What's the threat model here? A scenario where the attacker controls the plaintext being sent but doesn't know what the plaintext is seems quite unlikely.
Search for 'sweet32 attack' . it's pretty much this technique - i think.
The CVE mentions that attack type atleast, and it has its own .info site to explain what it is...
The message type jeroenhd mentioned is useful here, as it generates a predictable response from the server, without having to sent actual email over it or authenticate against it. (so an external attacker can generate the needed encrypted traffic, with predictable / known plaintext). They dont know emails being sent, but they do know the response to EHLO. once the attack is acheived, they have a key, and can decrypt also other traffic sent by the service if you manage to capture it.

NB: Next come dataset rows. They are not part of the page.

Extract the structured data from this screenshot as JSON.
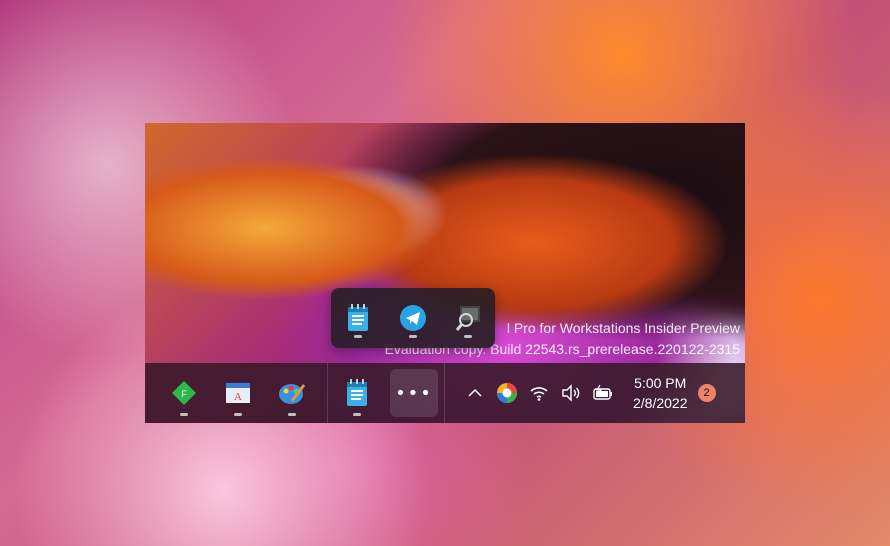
{
  "desktop": {
    "watermark_line1": "l Pro for Workstations Insider Preview",
    "watermark_line2": "Evaluation copy. Build 22543.rs_prerelease.220122-2315"
  },
  "overflow_popup": {
    "items": [
      {
        "icon": "notepad-icon"
      },
      {
        "icon": "telegram-icon"
      },
      {
        "icon": "magnifier-icon"
      }
    ]
  },
  "taskbar": {
    "pinned": [
      {
        "icon": "green-diamond-app-icon",
        "label": "F"
      },
      {
        "icon": "wordpad-icon",
        "label": "A"
      },
      {
        "icon": "paint-icon"
      },
      {
        "icon": "notepad-icon"
      }
    ],
    "overflow_label": "•••",
    "tray": {
      "chevron": "^",
      "icons": [
        "edge-canary-icon",
        "wifi-icon",
        "volume-icon",
        "battery-icon"
      ]
    },
    "clock": {
      "time": "5:00 PM",
      "date": "2/8/2022"
    },
    "notification_count": "2"
  },
  "colors": {
    "accent": "#f0826a",
    "taskbar_bg": "#37192a"
  }
}
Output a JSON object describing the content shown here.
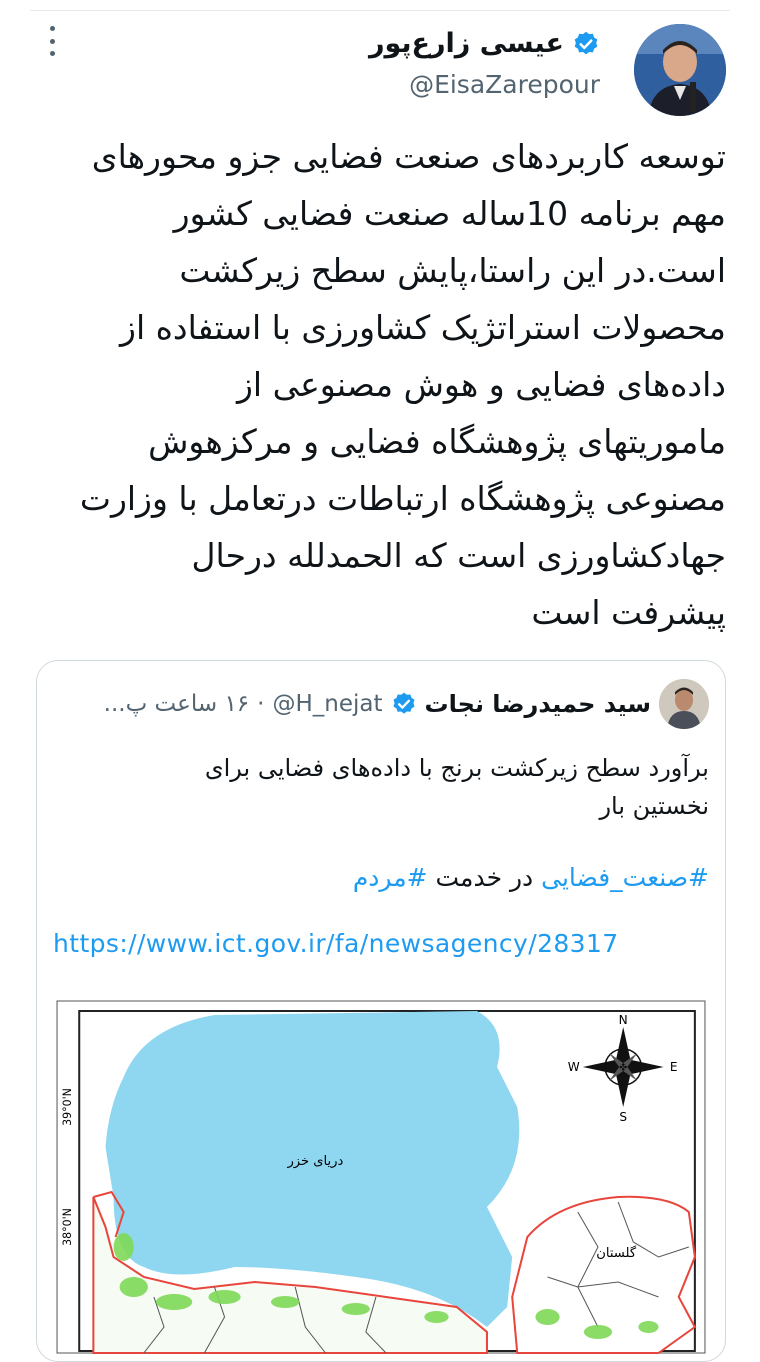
{
  "tweet": {
    "author_name": "عیسی زارع‌پور",
    "handle": "@EisaZarepour",
    "text": "توسعه کاربردهای صنعت فضایی جزو محورهای\nمهم برنامه 10ساله صنعت فضایی کشور\nاست.در این راستا،پایش سطح زیرکشت\nمحصولات استراتژیک کشاورزی با استفاده از\nداده‌های فضایی و هوش مصنوعی از\nماموریتهای پژوهشگاه فضایی و مرکزهوش\nمصنوعی پژوهشگاه ارتباطات درتعامل با وزارت\nجهادکشاورزی است که الحمدلله درحال\nپیشرفت است"
  },
  "quoted_tweet": {
    "author_name": "سید حمیدرضا نجات",
    "handle": "@H_nejat",
    "separator": "·",
    "time": "۱۶ ساعت پ...",
    "text": "برآورد سطح زیرکشت برنج با داده‌های فضایی برای\nنخستین بار",
    "hashtag_1": "#صنعت_فضایی",
    "middle_text": " در خدمت ",
    "hashtag_2": "#مردم",
    "link": "https://www.ict.gov.ir/fa/newsagency/28317"
  },
  "map": {
    "sea_label": "دریای خزر",
    "province_label": "گلستان",
    "lat_label_1": "39°0'N",
    "lat_label_2": "38°0'N",
    "compass_n": "N",
    "compass_s": "S",
    "compass_e": "E",
    "compass_w": "W",
    "colors": {
      "sea": "#8fd6f1",
      "border": "#e8453c",
      "rice": "#7ed957"
    }
  }
}
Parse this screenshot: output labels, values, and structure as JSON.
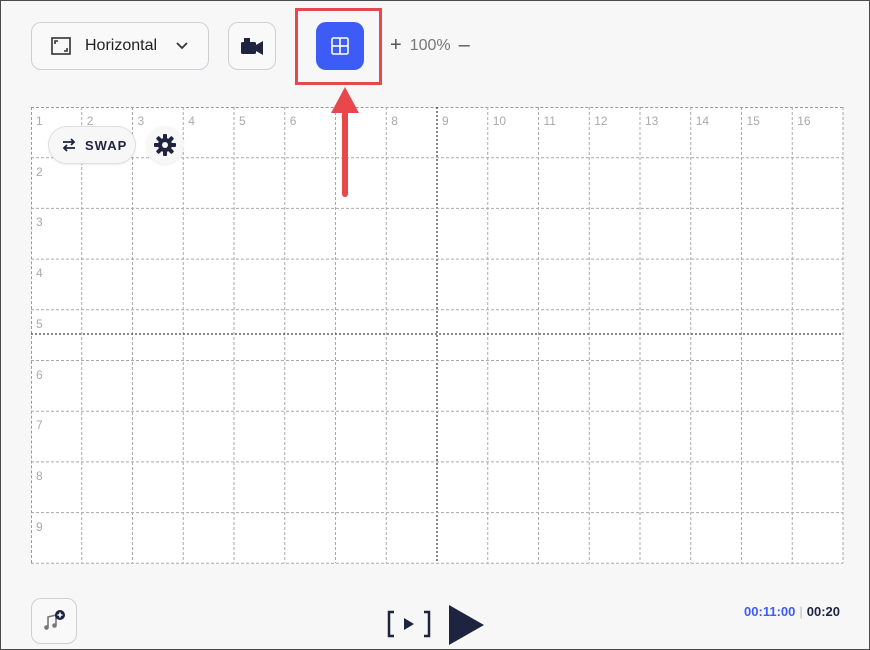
{
  "toolbar": {
    "orientation_label": "Horizontal",
    "zoom_plus": "+",
    "zoom_value": "100%",
    "zoom_minus": "–"
  },
  "canvas": {
    "column_labels": [
      "1",
      "2",
      "3",
      "4",
      "5",
      "6",
      "7",
      "8",
      "9",
      "10",
      "11",
      "12",
      "13",
      "14",
      "15",
      "16"
    ],
    "row_labels": [
      "2",
      "3",
      "4",
      "5",
      "6",
      "7",
      "8",
      "9"
    ]
  },
  "swap_label": "SWAP",
  "playback": {
    "current_time": "00:11:00",
    "separator": "|",
    "total_time": "00:20"
  },
  "colors": {
    "accent": "#3d5bf6",
    "highlight": "#e8474b",
    "dark": "#1e2340"
  },
  "icons": {
    "orientation": "aspect-ratio-icon",
    "dropdown": "chevron-down-icon",
    "camera": "video-camera-icon",
    "grid": "grid-icon",
    "swap": "swap-arrows-icon",
    "settings": "gear-icon",
    "music": "music-add-icon",
    "preview": "bracket-play-icon",
    "play": "play-icon"
  }
}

I'd say the thread-model or whatever is thus, someone who can sniff your email traffic and can speak to your smtp server. (if they can do the first, certainly they can do the second.)

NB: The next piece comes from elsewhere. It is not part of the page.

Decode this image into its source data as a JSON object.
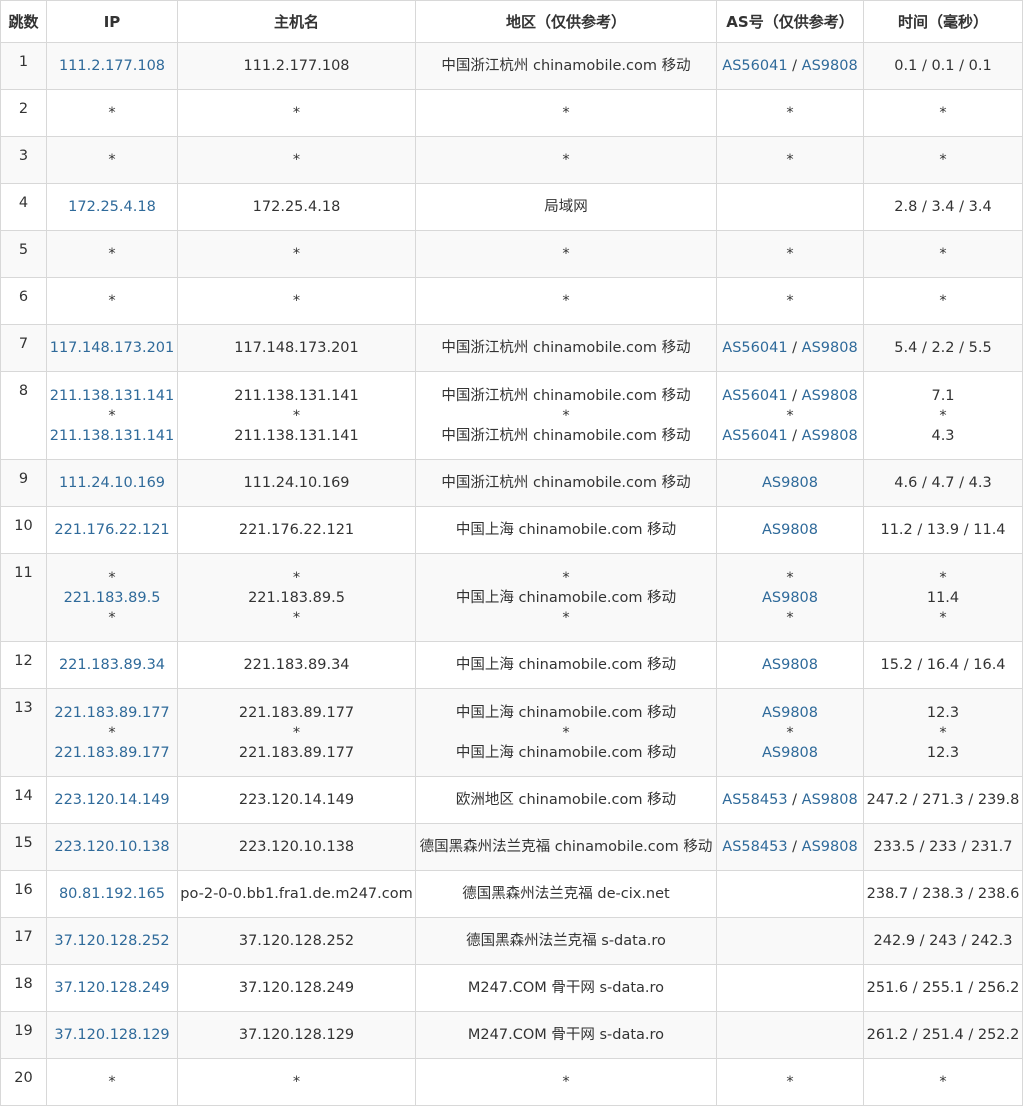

its much harder to get to the email traffic outside of your network, but not impossible. (ISP for example can grab it easily.... - so in certain regions this might be a big risk - nasty governemnts etc..)
In your example, the attacker already has the session key for the TLS connection, so they don't need to run this attack to decrypt the traffic on that connection. And running the attack does not help them decrypt any other connections.

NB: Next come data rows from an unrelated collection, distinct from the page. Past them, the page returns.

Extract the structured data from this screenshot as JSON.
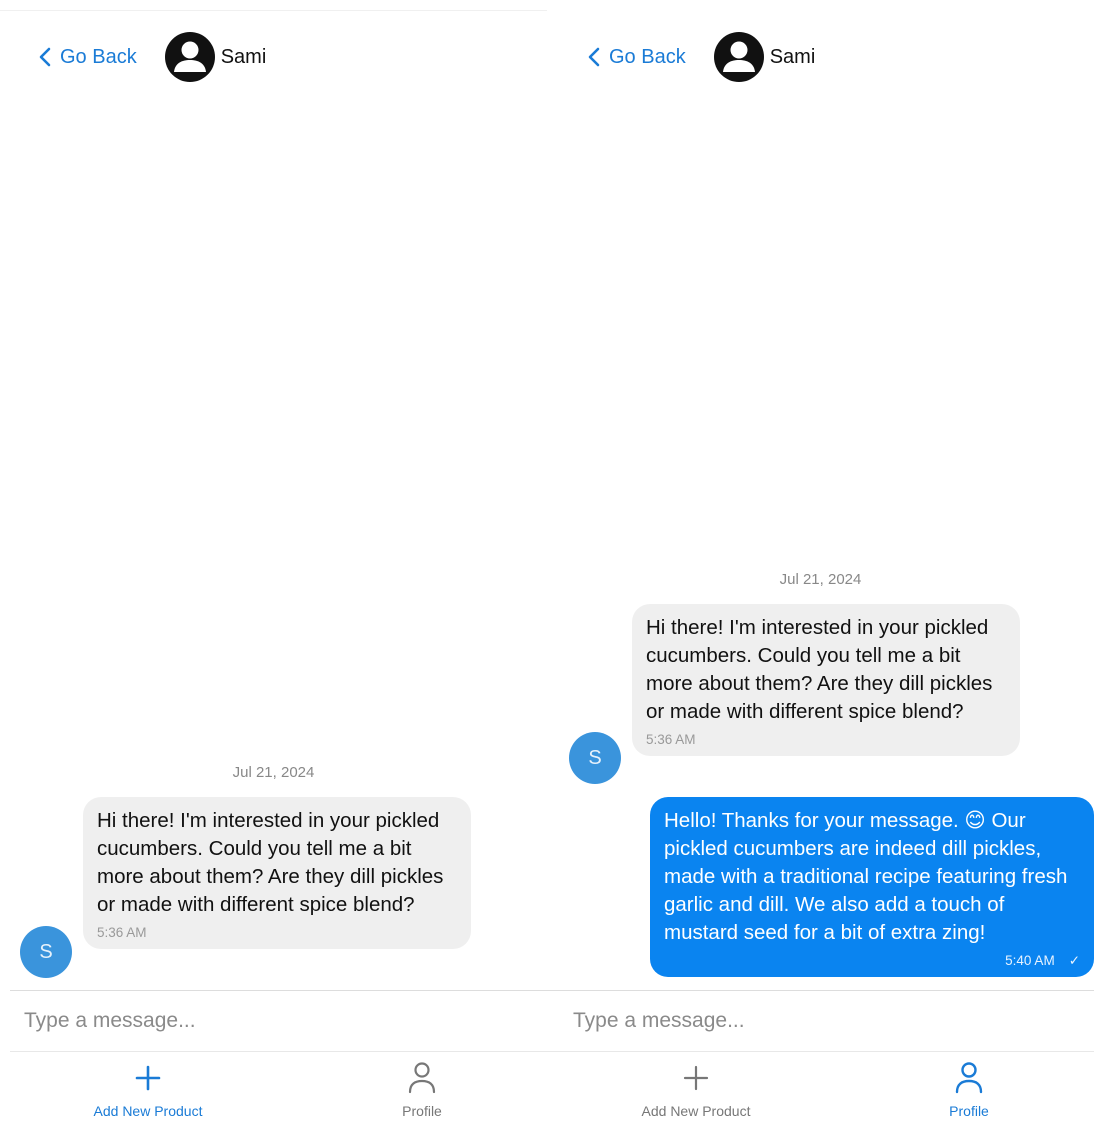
{
  "colors": {
    "accent": "#1a7bd6",
    "outgoing_bubble": "#0a84f0",
    "incoming_bubble": "#efefef",
    "avatar_bg": "#3a94dc"
  },
  "screens": [
    {
      "header": {
        "back_label": "Go Back",
        "contact_name": "Sami"
      },
      "date_label": "Jul 21, 2024",
      "messages": [
        {
          "direction": "in",
          "avatar_initial": "S",
          "text": "Hi there! I'm interested in your pickled cucumbers. Could you tell me a bit more about them? Are they dill pickles or made with different spice blend?",
          "time": "5:36 AM"
        }
      ],
      "composer": {
        "placeholder": "Type a message..."
      },
      "tabs": [
        {
          "label": "Add New Product",
          "icon": "plus-icon",
          "active": true
        },
        {
          "label": "Profile",
          "icon": "person-icon",
          "active": false
        }
      ]
    },
    {
      "header": {
        "back_label": "Go Back",
        "contact_name": "Sami"
      },
      "date_label": "Jul 21, 2024",
      "messages": [
        {
          "direction": "in",
          "avatar_initial": "S",
          "text": "Hi there! I'm interested in your pickled cucumbers. Could you tell me a bit more about them? Are they dill pickles or made with different spice blend?",
          "time": "5:36 AM"
        },
        {
          "direction": "out",
          "text": "Hello! Thanks for your message. 😊 Our pickled cucumbers are indeed dill pickles, made with a traditional recipe featuring fresh garlic and dill. We also add a touch of mustard seed for a bit of extra zing!",
          "time": "5:40 AM",
          "status": "✓"
        }
      ],
      "composer": {
        "placeholder": "Type a message..."
      },
      "tabs": [
        {
          "label": "Add New Product",
          "icon": "plus-icon",
          "active": false
        },
        {
          "label": "Profile",
          "icon": "person-icon",
          "active": true
        }
      ]
    }
  ]
}
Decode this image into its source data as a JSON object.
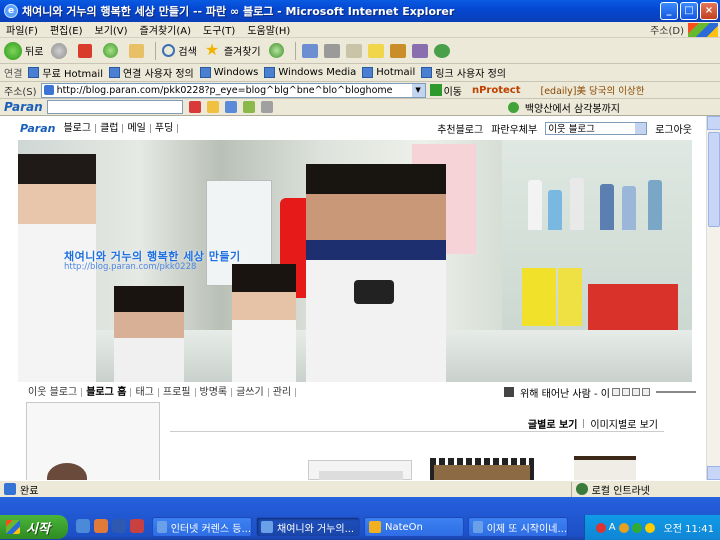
{
  "window": {
    "title": "채여니와 거누의 행복한 세상 만들기 -- 파란 ∞ 블로그 - Microsoft Internet Explorer",
    "min_label": "_",
    "max_label": "□",
    "close_label": "×"
  },
  "menu": {
    "items": [
      "파일(F)",
      "편집(E)",
      "보기(V)",
      "즐겨찾기(A)",
      "도구(T)",
      "도움말(H)"
    ],
    "address_label": "주소(D)"
  },
  "toolbar": {
    "back_label": "뒤로",
    "search_label": "검색",
    "favorites_label": "즐겨찾기"
  },
  "links": {
    "label": "연결",
    "items": [
      "무료 Hotmail",
      "연결 사용자 정의",
      "Windows",
      "Windows Media",
      "Hotmail",
      "링크 사용자 정의"
    ]
  },
  "address": {
    "label": "주소(S)",
    "url": "http://blog.paran.com/pkk0228?p_eye=blog^blg^bne^blo^bloghome",
    "go_label": "이동",
    "nprotect_label": "nProtect",
    "extra_text": "[edaily]美 당국의 이상한"
  },
  "paran_toolbar": {
    "logo": "Paran",
    "news_text": "백양산에서 삼각봉까지"
  },
  "blog": {
    "logo": "Paran",
    "nav": [
      "블로그",
      "클럽",
      "메일",
      "푸딩"
    ],
    "recommend_label": "추천블로그",
    "random_label": "파란우체부",
    "neighbor_select": "이웃 블로그",
    "logout_label": "로그아웃",
    "banner_title": "채여니와 거누의 행복한 세상 만들기",
    "banner_url": "http://blog.paran.com/pkk0228",
    "menu": [
      "이웃 블로그",
      "블로그 홈",
      "태그",
      "프로필",
      "방명록",
      "글쓰기",
      "관리"
    ],
    "music_title": "위해 태어난 사람 - 이",
    "view_text": "글별로 보기",
    "view_image": "이미지별로 보기"
  },
  "status": {
    "text": "완료",
    "zone": "로컬 인트라넷"
  },
  "taskbar": {
    "start_label": "시작",
    "tasks": [
      "인터넷 커렌스 등...",
      "채여니와 거누의...",
      "NateOn",
      "이제 또 시작이네..."
    ],
    "lang": "A",
    "clock": "오전 11:41"
  },
  "colors": {
    "titlebar": "#0548d2",
    "link_blue": "#1e6fe0",
    "start_green": "#3a9f2d"
  }
}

Sweet32 depended on the attacker being able to send an arbitrary amount of traffic over a connection where they did not control either of the endpoints, and with that connection also carrying the data they wanted to steal. That doesn't map at all to the proposed "infinite stream of EHLOs" attack.
The suggested attack was the attacker writing an infinite stream of EHLOs on a connection. What's the scenario where an attacker has full control of the SMTP control framing, but doesn't have attack to the payloads?